Chapter 8

22 2 26
                                    

Ceza İnfaz Kurumundan çıktıktan sonra yoldayken belki 10'dan fazla kez midem bulanmıştı. Ne olduğuna anlam veremediğim bir şeydi. Sanırım midem beynimde dönen travmaları sindirmekte güçlük çektiğinden böyle bir şey yaşamıştım.

Emniyete vardığımızda kusma isteğim asla geçmiyordu. Ağzıma kadar ekşi tat gelip gelip geri gitmişti birkaç kez.

Kendimi lavaboya attığımda son kez kustum. Midem boş olduğu için rastgele öğürüyordum. Ardından Anna'nın uzaktan sesini duydum. Beni arıyor olmalıydı. Lavaboya girdiğinde lavabo tezgahına ellerini dayamış ve aynayla adeta hesaplaşması olan bir Casey bulacaktı,bulmuştu da.

"Casi?! 2 saattir seni arıyorum,niye cevap vermiyorsun?"

Gözlerini öğürmekten kıpkırmızı olmuş gözlerime odakladığında bana sarıldı.

"Güzelim benim,kıyamam sana. Çok yıprandın.."

"Anna lütfen bırak midem çok kötü bulanıyor kusacağım!"

Ağzıma tekrar o tat geldiğinde elimle ağzımı kapatarak lavabolardan birine girip kapıyı kapattım,boş midem yüzünden havaya bir kez daha öğürdükten sonra çıkıp elimi yüzümü yıkadım. Anna arkamdan sırtımı sıvazlayıp "Sapsarı olmuşsun. En azından doktora gidelim birkaç takviye al olur mu?"

Aynadan yansıyan Anna'nın yüzüne karşı kafamı salladım ve lavabodan çıktık.

Andrés'e yakalandığımızda Kevin'in Anna'yı aradığını söyledi ve hastaneye gidiyor olduğumuzu söylediğimizde Anna'yı Kevin'e yönlendirerek benimle birlikte hastaneye geleceği konusunda diretti.

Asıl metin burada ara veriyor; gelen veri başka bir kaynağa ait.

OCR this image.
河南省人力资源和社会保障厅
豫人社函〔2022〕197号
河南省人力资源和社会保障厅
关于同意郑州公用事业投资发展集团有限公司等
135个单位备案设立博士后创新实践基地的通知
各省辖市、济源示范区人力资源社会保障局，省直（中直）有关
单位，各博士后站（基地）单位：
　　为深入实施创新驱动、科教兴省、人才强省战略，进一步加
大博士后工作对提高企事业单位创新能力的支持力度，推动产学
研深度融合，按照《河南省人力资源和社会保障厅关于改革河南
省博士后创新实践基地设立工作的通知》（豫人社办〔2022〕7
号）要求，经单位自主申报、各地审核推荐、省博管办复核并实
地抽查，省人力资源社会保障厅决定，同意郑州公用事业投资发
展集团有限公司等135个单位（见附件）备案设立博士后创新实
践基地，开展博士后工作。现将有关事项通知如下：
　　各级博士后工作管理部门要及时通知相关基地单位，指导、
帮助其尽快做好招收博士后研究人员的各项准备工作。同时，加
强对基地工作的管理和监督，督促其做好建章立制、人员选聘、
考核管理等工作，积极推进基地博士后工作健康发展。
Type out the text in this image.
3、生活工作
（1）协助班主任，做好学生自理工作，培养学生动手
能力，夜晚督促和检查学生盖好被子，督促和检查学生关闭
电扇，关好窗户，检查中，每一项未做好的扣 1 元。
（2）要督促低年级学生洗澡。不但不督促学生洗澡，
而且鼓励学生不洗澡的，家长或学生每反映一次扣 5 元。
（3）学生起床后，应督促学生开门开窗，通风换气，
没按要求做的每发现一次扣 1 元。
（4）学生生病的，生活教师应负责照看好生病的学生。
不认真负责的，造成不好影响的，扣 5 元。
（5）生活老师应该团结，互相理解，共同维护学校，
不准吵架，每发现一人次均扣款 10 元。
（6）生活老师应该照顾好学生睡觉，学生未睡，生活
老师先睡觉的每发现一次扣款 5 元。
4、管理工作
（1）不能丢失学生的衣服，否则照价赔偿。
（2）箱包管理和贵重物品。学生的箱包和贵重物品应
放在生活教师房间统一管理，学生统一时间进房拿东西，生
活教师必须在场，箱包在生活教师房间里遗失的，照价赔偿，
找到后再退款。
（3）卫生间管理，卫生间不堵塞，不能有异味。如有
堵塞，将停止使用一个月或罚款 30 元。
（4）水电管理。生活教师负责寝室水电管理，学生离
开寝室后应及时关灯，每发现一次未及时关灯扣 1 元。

Arabadayken ikimiz de dümdüz yolu izledik. Tartışmamız sonrası konuşmaya cesaretimiz olmamıştı.

Direksiyonu ittirircesine derin nefesini bıraktı. "İyi misin?"

Yüzüne baktım. Nasıl hiçbir şey olmamış gibi davranabiliyordu? Karşılığında gözlerimi kapattım ve kendimi tekrar yola odakladım.

"Hiç yaşamamış olmak istiyorum son 1 yılı."

Vitesin arkasındaki boşluktan suyu uzattı.

"Azıcık mideni doldur. Su bile olsa."

"İstemiyorum zehir gibi geliyor tadı,kaç kere içmeye çalıştım."

Araba lastiklerinin yolda kayma sesini duyduktan sonra kafamı camdan sağa çevirdiğimde hastaneye gelmiş olduğumuzu gördüm.

Andrés el frenini çekerek arabadan indiğinde ben de indim. Koluma girdi ve hastaneye doğru adımladık.

Takviyeler için bazı testleri verdikten sonra sonuçları öğrenmek için doktorun odasına tekrar girdik.

"Sonuçlar yüzünü güldürebilir. Tebrik ederim,hamilesiniz. Anne ve baba oluyorsunuz!"

Beynimde sesler oradan oraya yankılanırken içinde bulunduğum andan koptum. Kontrolsüzce titrerken bir yandan da derin düşüncelere dalmıştım. Hep anne olmayı hayal etmiştim ve babama da sözüm vardı.

"Tıpkı sana benzeyen bir çocuğum olacak,sana söz veriyorum babacığım."

Yaşadığım şoku mu atlatacaktım yoksa Andrésle çift sanılmamızı mı?
Üstelik her şeyin ötesinde,dışarıda ve burnumun dibinde tehlikeler barınırken yeni bir canı hayatıma dahil mi edecektim?

Fakat şu an iyi bir zaman değildi. Hem de hiç..

"Ultrasonda görmek ister misiniz?"

Doktorun sesi derinden geliyordu. Dış dünyada değildim,hiçbir şeyi algılayamıyordum.